Brusque, 20 de julho de 2018   |   13:07

ACATS

As vendas do setor supermercadista catarinense foram positivas no mês de maio tanto na comparação com o mesmo mês do ano passado (+4,15%) como em relação ao mês anterior, abril  (+7,25%). Com este resultado o acumulado no ano de 2018 neutralizou o último resultado negativo. Os últimos dez dias do mês tiveram impacto da paralisação dos caminhoneiros. 

Os índices foram apurados na pesquisa mensal do Termômetro de Vendas, realizada pela Associação Catarinense de Supermercados (Acats). Participaram da pesquisa empresas de todos os portes e regiões catarinenses, sendo que os dados já foram deflacionados pelo IPCA. 

Segundo o Presidente da Entidade, Paulo Cesar Lopes, o resultado de maio mantém o ritmo de oscilações que já é uma realidade no setor supermercadista desde o ano passado. “Estamos convivendo com essa nova tendência procurando tirar proveito com as melhores estratégias para atrais os consumidores. Temos consciência de que é um reflexo do bolso mais apertado para boa parte das famílias catarinenses e brasileiras”, disse o dirigente. 

Paralisação dos caminhoneiros 

A mobilização dos caminhoneiros ocorrida no final de maio, especificamente nos dez últimos dias do mês, representou um período de vendas acima do normal para os supermercados catarinenses. Uma pesquisa da ACATS apontou que 64% de supermercadistas tiveram vendas superiores neste período, com percentuais variando entre 1% e até 15%. 

Para o presidente da Entidade, Paulo Cesar Lopes, o resultado indica um comportamento preventivo dos consumidores neste período. “Como não havia um indicativo seguro de quanto tempo a paralisação duraria, muitas famílias optaram por reforçar o estoque de alimentos e de produtos de primeira necessidade, o que motivou essa curva ascendente de vendas”, afirma o dirigente. 

O final de mês nem sempre é o período mais forte de vendas, e sim a semana seguinte, logo após o quinto dia útil, quando o setor privado deposita o salário aos trabalhadores. Essa lógica, segundo Lopes, pode até ter ajudado o desempenho de vendas que foram impulsionadas por um fator não usual que foi esta situação causada pelos caminhoneiros. 

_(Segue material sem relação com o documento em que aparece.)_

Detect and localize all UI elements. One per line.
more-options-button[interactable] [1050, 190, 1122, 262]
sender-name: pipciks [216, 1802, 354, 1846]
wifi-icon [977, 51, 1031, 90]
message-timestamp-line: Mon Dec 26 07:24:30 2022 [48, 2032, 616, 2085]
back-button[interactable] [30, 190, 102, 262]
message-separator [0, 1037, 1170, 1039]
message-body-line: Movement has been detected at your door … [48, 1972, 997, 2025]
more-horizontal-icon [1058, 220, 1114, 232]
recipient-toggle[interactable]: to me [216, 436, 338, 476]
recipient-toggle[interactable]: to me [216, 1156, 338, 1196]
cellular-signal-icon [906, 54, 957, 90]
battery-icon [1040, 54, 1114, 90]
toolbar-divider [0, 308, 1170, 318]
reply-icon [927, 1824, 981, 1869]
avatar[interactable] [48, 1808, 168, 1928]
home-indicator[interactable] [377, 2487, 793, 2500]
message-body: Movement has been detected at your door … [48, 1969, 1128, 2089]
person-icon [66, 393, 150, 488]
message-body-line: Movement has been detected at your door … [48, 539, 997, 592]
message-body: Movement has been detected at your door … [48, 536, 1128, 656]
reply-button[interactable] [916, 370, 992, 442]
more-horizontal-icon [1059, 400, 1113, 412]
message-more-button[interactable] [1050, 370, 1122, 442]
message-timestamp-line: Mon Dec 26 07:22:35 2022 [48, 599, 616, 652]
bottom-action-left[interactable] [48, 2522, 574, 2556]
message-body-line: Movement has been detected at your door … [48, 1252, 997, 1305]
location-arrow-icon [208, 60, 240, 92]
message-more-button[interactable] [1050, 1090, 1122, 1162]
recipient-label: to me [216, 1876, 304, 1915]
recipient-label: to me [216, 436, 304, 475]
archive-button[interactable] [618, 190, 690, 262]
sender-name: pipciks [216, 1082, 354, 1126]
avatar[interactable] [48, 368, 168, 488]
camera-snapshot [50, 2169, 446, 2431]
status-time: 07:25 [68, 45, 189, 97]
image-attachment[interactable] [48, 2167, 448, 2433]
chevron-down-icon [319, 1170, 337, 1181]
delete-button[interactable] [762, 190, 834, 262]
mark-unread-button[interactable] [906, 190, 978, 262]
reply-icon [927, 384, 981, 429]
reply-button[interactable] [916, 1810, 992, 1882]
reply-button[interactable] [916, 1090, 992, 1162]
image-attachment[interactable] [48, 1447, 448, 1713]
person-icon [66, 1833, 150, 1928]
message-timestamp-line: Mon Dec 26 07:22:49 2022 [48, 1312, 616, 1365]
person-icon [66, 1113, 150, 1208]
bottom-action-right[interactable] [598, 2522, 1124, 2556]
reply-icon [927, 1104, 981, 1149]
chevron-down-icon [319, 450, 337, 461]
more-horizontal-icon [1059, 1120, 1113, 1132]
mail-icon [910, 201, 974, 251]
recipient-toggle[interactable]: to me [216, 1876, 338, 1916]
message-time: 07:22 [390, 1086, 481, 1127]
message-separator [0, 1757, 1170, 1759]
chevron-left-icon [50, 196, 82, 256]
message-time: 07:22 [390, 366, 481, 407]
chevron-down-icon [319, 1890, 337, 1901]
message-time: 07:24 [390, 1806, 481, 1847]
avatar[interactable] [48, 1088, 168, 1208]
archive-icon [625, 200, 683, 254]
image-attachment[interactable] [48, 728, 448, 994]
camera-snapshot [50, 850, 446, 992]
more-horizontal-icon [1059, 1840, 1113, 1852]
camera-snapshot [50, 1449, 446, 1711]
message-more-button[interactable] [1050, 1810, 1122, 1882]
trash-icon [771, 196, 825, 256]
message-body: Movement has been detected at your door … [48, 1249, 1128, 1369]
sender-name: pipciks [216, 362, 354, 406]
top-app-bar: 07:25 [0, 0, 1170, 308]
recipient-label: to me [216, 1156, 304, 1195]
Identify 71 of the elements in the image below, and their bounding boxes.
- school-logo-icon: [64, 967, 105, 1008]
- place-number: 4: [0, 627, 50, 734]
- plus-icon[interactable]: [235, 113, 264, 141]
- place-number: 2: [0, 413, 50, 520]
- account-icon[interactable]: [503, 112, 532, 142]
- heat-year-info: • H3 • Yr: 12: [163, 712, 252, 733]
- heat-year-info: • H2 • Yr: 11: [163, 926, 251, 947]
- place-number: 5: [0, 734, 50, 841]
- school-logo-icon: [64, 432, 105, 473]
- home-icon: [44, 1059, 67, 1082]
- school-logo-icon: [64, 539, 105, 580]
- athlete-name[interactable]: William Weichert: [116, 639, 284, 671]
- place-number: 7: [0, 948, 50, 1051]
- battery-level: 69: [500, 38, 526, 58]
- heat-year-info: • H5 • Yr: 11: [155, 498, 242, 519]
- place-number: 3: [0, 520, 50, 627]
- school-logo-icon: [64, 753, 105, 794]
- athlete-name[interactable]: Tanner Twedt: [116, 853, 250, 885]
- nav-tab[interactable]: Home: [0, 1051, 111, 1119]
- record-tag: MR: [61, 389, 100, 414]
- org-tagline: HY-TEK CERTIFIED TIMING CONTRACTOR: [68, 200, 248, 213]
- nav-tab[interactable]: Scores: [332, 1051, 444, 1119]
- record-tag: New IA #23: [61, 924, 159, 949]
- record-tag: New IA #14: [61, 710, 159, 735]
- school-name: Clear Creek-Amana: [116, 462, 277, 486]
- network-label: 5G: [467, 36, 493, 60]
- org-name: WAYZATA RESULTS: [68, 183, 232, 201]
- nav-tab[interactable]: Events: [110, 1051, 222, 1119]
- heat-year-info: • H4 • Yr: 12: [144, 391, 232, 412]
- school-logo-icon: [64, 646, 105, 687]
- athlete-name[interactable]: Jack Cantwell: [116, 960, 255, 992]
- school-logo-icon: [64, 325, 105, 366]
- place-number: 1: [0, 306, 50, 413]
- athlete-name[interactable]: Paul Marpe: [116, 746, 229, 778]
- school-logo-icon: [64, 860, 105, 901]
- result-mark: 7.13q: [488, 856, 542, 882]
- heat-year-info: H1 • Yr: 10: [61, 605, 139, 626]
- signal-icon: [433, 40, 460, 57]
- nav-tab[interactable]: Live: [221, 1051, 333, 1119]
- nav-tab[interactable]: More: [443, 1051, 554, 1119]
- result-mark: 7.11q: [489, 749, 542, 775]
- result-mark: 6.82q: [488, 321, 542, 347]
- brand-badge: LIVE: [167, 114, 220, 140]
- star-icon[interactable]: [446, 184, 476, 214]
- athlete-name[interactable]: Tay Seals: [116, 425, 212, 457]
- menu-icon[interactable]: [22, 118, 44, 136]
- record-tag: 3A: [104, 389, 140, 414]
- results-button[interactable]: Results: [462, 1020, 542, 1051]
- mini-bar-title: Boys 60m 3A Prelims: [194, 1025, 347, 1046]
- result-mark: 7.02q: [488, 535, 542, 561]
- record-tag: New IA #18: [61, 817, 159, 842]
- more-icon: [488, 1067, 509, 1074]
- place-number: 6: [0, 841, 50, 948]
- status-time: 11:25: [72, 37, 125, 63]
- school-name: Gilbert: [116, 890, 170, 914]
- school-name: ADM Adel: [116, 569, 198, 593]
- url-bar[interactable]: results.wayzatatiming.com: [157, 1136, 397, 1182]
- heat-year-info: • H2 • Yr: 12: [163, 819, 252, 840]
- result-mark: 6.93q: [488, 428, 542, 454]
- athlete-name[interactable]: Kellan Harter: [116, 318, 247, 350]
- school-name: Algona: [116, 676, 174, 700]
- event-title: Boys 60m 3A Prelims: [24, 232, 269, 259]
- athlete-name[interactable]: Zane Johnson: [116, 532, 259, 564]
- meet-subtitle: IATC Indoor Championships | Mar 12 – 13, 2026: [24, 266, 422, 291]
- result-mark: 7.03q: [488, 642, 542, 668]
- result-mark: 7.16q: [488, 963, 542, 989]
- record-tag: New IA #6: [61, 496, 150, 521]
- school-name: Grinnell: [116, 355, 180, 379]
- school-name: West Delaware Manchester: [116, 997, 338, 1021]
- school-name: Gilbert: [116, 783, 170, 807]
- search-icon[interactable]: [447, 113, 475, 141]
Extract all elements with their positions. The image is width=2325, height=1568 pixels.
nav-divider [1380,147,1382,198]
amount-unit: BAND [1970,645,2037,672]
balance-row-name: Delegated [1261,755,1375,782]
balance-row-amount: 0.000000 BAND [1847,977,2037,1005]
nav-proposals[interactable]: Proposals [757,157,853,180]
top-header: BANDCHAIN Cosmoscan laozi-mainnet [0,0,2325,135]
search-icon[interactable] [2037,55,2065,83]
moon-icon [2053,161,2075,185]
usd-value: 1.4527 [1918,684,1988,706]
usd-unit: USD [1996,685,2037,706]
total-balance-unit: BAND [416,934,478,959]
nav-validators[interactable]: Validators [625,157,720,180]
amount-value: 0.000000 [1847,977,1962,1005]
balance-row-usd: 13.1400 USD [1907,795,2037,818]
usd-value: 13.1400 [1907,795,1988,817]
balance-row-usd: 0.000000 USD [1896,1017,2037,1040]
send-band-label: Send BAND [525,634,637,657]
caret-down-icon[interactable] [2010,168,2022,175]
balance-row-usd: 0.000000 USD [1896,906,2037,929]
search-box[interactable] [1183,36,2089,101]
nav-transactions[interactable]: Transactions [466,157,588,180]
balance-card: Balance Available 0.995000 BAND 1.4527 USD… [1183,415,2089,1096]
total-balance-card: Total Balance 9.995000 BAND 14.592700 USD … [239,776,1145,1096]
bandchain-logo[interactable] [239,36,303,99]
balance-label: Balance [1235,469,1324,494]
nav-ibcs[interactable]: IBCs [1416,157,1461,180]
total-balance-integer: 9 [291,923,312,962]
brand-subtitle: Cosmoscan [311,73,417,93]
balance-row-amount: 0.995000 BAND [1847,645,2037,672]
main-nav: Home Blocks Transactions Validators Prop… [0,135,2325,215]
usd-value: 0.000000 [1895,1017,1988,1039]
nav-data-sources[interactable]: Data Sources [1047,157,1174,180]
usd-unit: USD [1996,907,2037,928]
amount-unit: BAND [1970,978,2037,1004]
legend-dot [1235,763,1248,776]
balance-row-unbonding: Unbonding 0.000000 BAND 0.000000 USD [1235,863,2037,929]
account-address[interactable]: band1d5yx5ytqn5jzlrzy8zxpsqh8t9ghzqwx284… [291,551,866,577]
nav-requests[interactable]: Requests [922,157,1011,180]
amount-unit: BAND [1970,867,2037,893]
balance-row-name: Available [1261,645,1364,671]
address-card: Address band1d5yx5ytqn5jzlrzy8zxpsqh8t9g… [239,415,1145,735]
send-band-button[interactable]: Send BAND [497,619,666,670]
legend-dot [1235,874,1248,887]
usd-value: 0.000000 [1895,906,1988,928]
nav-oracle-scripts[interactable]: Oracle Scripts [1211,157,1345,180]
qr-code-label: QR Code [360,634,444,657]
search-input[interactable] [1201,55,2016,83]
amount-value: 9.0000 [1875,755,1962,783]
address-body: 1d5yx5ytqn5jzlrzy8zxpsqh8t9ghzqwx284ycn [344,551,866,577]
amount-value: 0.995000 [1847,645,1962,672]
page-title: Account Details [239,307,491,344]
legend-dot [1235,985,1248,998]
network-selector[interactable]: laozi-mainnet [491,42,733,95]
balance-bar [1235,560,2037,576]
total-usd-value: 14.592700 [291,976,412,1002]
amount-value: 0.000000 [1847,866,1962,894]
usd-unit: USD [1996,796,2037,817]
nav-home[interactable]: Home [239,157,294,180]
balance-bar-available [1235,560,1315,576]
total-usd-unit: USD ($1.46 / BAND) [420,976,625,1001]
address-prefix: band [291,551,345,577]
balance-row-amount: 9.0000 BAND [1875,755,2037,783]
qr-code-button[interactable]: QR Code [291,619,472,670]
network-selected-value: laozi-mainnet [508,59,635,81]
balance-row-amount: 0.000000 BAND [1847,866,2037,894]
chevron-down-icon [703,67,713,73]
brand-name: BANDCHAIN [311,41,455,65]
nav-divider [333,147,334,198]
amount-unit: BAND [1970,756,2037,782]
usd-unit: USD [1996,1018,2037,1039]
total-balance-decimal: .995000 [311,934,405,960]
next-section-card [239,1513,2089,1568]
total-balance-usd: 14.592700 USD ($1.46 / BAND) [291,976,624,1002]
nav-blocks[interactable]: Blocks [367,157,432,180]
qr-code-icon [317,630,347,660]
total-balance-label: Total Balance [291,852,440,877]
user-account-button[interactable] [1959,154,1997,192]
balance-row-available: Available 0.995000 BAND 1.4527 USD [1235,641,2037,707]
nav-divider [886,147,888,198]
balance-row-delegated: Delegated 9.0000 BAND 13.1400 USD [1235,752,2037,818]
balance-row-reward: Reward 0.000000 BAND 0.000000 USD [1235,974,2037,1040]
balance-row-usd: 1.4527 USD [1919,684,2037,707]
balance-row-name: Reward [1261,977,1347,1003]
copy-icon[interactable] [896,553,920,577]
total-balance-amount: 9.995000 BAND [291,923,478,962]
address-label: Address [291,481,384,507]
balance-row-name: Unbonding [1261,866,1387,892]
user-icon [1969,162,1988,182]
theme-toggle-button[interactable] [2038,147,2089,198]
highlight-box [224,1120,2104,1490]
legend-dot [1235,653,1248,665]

- Como os supermercados trabalham com estoques médios de 10 a 15 dias para a grande maioria dos produtos das cestas de alimentos, higiene e limpeza, o maior impacto nas vendas se registrou nas categorias dos hortifrutis e dos perecíveis, que exigem reposição entre diária a semanal e isso afetou bastante o reabastecimento das lojas. Acredito que ainda tenhamos reflexos da greve até o resultado de junho, já que esta greve se transformou em mais uma situação clássica de sazonalidade - afirmou Lopes.